I have been using film scanners for several years, and in that time I have
tried most all of the well-known makers' products, though not all of their
models. My company is a small media agency and amongst other things we
supply pictures to the press etc in digital form, always originating from a
film base.

The best table-top dedicated 35mm film scanner is without any doubt the
Kodak. This machine is incredibly fast and has massive resolution, certainly
when compared to other 35mm machines. It and is able to produce 70Mb files
from a 35mm negative. (The best of the rest- Nikon, Polaroid, Canon,
Minolta, top out at around 27Mb for a full frame scan- only just enough for
a full bleed cover-and .........well, the others, less. Much less.) However,
the Kodak machine is very expensive- about 7000 GBP last time I checked,
and hard to find on the s/h market.

The nod for best budget film scanner has to go to either Nikon or Polaroid,
and of the two, I prefer Nikon, who also have a wider range of models. The
LS-30 is now under 500 GBP and the top-of the range model, which has
automated batch scanning built in, is around 1200 GBP. Nowadays you can
pick up a used LS-20, which is still excellent, for under 200 GBP. The
LS-1000, a great machine and for years the standard by which pro machines
were measured, and still a good performer (and the most portable in this
category) can be found for around 400 GBP used.

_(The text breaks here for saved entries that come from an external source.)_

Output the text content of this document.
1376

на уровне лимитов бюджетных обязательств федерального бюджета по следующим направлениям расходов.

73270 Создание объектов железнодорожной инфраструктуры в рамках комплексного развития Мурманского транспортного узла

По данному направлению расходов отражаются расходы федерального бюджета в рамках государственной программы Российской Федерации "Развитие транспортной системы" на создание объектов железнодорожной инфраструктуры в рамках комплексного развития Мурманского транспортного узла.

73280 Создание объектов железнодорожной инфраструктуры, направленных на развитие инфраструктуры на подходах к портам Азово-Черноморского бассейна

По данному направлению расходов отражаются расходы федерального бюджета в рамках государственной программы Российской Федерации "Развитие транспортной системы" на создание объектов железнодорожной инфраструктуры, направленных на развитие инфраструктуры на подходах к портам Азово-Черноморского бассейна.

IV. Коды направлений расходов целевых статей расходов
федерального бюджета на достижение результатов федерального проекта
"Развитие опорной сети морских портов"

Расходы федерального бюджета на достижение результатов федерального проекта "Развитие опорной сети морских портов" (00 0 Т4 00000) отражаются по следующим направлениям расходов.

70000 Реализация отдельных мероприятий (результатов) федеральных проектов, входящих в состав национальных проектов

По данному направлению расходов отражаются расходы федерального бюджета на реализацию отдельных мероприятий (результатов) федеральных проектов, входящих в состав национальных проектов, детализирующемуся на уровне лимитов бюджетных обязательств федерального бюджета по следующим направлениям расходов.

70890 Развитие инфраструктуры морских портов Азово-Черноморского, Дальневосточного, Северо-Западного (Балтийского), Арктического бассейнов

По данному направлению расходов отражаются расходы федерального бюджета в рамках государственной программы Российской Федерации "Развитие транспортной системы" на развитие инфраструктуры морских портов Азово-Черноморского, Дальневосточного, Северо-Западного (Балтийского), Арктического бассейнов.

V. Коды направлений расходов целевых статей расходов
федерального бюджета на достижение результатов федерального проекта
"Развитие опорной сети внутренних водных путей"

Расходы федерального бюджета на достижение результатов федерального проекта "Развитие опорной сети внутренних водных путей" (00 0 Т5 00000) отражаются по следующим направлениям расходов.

Why look elsewhere?

I am sure these prices would translate directly to the US market.

These scanners are excellent, with great rendition of both negs and
trannies, fast, robust, reliable, and designed to be easily portable.
Furthermore they are made with photographers in mind, and the TWAIN
interface is photographer-friendly, much more so than the competition, in my

Quite honestly, guys, if you want a 35mm scanner at reasonable money, go out
and get a Nikon, or  a Polaroid Sprintscan, which is also a very capable
performer, though not my personal favourite. In my view, forget the Canon
and the Minolta, which are good but not as good and not noticeably cheaper,
and as for the others............Don't buy yourself heartache and
frustration. Buying a cheap consumer scanner is definitely a false economy
in my view. Hell, this is a Leica list fer goodness sakes!- spend all that
money on lenses and bodies and then cheapskate on scanners?

I should add that I am not connected with the Nikon organisation in any way
at all- just a very satisfied user of this range of product.

As for software- well, anyone who discounts Photoshop without trying it is
just being perverse. It's easy, quick, very powerful and has a lot of
features not found on other programs which are very useful to the
photographer. We have several image programs, and Photoshop is the most
versatile by a long way. It's expensive, though less so now, but Lite or
older versions are perfectly good for what most photogs want to do and are
well priced.  The best of the rest is Paintshop Pro. Use Imager or low-end
shareware if you must, but don't complain to me when your hair falls

The contents of this note represent my honestly held opinion based on my own
experience actually using the equipment mentioned.